For example, in addition to having to publicly post their graduates' first-time pass rates on the exams required for licensure starting in the 2013-'14 school year, the programs would also have to annually provide the DPI with a list of their graduates and graduation dates.
DPI, in turn, is required in the legislation to include that data in a statewide student-information system, which could allow the state to track which schools new teachers end up in after graduation.
It could also eventually be connected to the performance of those teachers' students on state tests.
Teacher certification tests have been scrutinized because it's hard to adequately assess, in one exam, the multitude of skills necessary to be a good teacher.
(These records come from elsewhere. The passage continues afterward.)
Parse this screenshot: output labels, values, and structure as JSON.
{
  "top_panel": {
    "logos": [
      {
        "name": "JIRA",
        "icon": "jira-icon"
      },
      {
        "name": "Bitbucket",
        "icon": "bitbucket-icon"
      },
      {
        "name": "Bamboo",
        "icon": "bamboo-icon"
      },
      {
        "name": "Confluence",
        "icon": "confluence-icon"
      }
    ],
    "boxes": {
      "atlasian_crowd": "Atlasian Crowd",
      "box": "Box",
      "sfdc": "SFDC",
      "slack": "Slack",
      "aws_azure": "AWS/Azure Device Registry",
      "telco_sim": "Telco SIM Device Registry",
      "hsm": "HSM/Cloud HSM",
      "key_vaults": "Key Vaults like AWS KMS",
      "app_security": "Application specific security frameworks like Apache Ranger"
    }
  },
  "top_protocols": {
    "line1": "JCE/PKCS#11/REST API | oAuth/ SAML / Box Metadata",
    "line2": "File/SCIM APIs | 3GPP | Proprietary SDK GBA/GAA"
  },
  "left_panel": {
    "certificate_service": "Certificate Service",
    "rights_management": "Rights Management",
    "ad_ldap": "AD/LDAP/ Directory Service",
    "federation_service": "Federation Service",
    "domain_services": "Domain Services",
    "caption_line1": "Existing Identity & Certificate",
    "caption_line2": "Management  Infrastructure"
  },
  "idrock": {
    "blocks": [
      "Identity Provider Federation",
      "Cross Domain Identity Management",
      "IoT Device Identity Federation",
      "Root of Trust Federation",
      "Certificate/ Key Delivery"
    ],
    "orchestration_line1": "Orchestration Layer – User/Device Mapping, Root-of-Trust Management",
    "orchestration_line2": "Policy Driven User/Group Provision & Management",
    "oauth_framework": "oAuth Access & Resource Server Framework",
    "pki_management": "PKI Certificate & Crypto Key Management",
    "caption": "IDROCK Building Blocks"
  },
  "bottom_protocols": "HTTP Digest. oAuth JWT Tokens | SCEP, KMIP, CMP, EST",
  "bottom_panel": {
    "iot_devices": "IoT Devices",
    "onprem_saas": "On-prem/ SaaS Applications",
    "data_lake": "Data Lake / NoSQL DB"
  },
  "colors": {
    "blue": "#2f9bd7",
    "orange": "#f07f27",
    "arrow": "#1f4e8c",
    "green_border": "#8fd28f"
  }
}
And there's little research evidence to suggest that the current crop of exams is a useful tool for doing that.
The current tests are developed by the nonprofit Educational Testing Service or the for-profit education company Pearson, and they typically rely heavily on multiple-choice questions.
Cut scores, or the score required to pass the tests, are often set well below averages.
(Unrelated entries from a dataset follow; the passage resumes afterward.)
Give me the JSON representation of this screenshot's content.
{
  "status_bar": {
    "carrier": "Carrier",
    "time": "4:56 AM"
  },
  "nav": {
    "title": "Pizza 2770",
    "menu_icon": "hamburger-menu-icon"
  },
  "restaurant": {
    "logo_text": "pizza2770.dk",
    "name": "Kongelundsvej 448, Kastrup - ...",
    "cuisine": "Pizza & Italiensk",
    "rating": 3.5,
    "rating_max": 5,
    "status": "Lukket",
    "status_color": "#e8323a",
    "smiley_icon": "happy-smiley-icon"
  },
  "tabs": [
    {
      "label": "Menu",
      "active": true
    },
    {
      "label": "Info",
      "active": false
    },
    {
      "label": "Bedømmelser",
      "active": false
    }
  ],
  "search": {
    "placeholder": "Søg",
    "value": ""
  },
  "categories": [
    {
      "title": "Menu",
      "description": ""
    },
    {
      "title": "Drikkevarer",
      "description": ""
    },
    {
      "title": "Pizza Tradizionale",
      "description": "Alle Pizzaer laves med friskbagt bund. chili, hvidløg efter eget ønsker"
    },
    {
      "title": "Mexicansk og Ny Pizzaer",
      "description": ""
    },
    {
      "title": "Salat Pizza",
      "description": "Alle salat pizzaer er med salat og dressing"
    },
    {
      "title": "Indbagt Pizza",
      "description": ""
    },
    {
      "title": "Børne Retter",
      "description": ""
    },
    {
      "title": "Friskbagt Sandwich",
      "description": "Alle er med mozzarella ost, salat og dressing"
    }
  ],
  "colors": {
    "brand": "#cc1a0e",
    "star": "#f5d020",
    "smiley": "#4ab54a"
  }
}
A 2010 analysis by the National Council for Teacher Quality (reports) found that on average, states had set the bar so low, that even teacher candidates who scored in the 16th percentile would receive their certification.
In Wisconsin, the pass rates of new teachers on the multiple-choice subject tests required for licensure the same every year - 100%. That's because the state requires a passing grade on the test before an institution can recommend that teacher candidate for a license.
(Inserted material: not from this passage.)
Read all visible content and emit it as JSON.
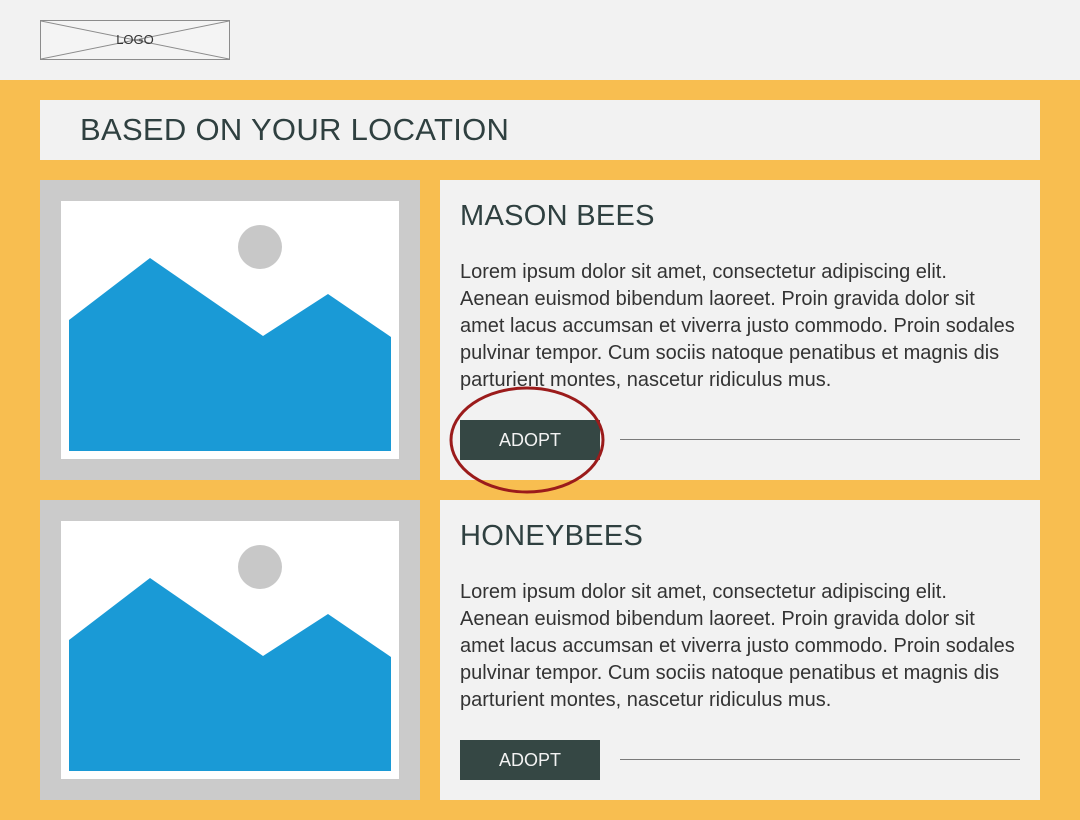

Nobody is currently required to report how many times a teacher candidate might have taken the certification test and failed.
"The testing technology that is widely used today just can't get at what is really the fundamental question of 'Can the person actually teach?' " said Sharon Robinson of the American Association of Colleges for Teacher Education, which is collaborating with Pearson on the performance assessment.
"We can give a number of different tests about what they know," she said. "I think the ambition now is to get an assessment that can actually document the candidate's ability to teach."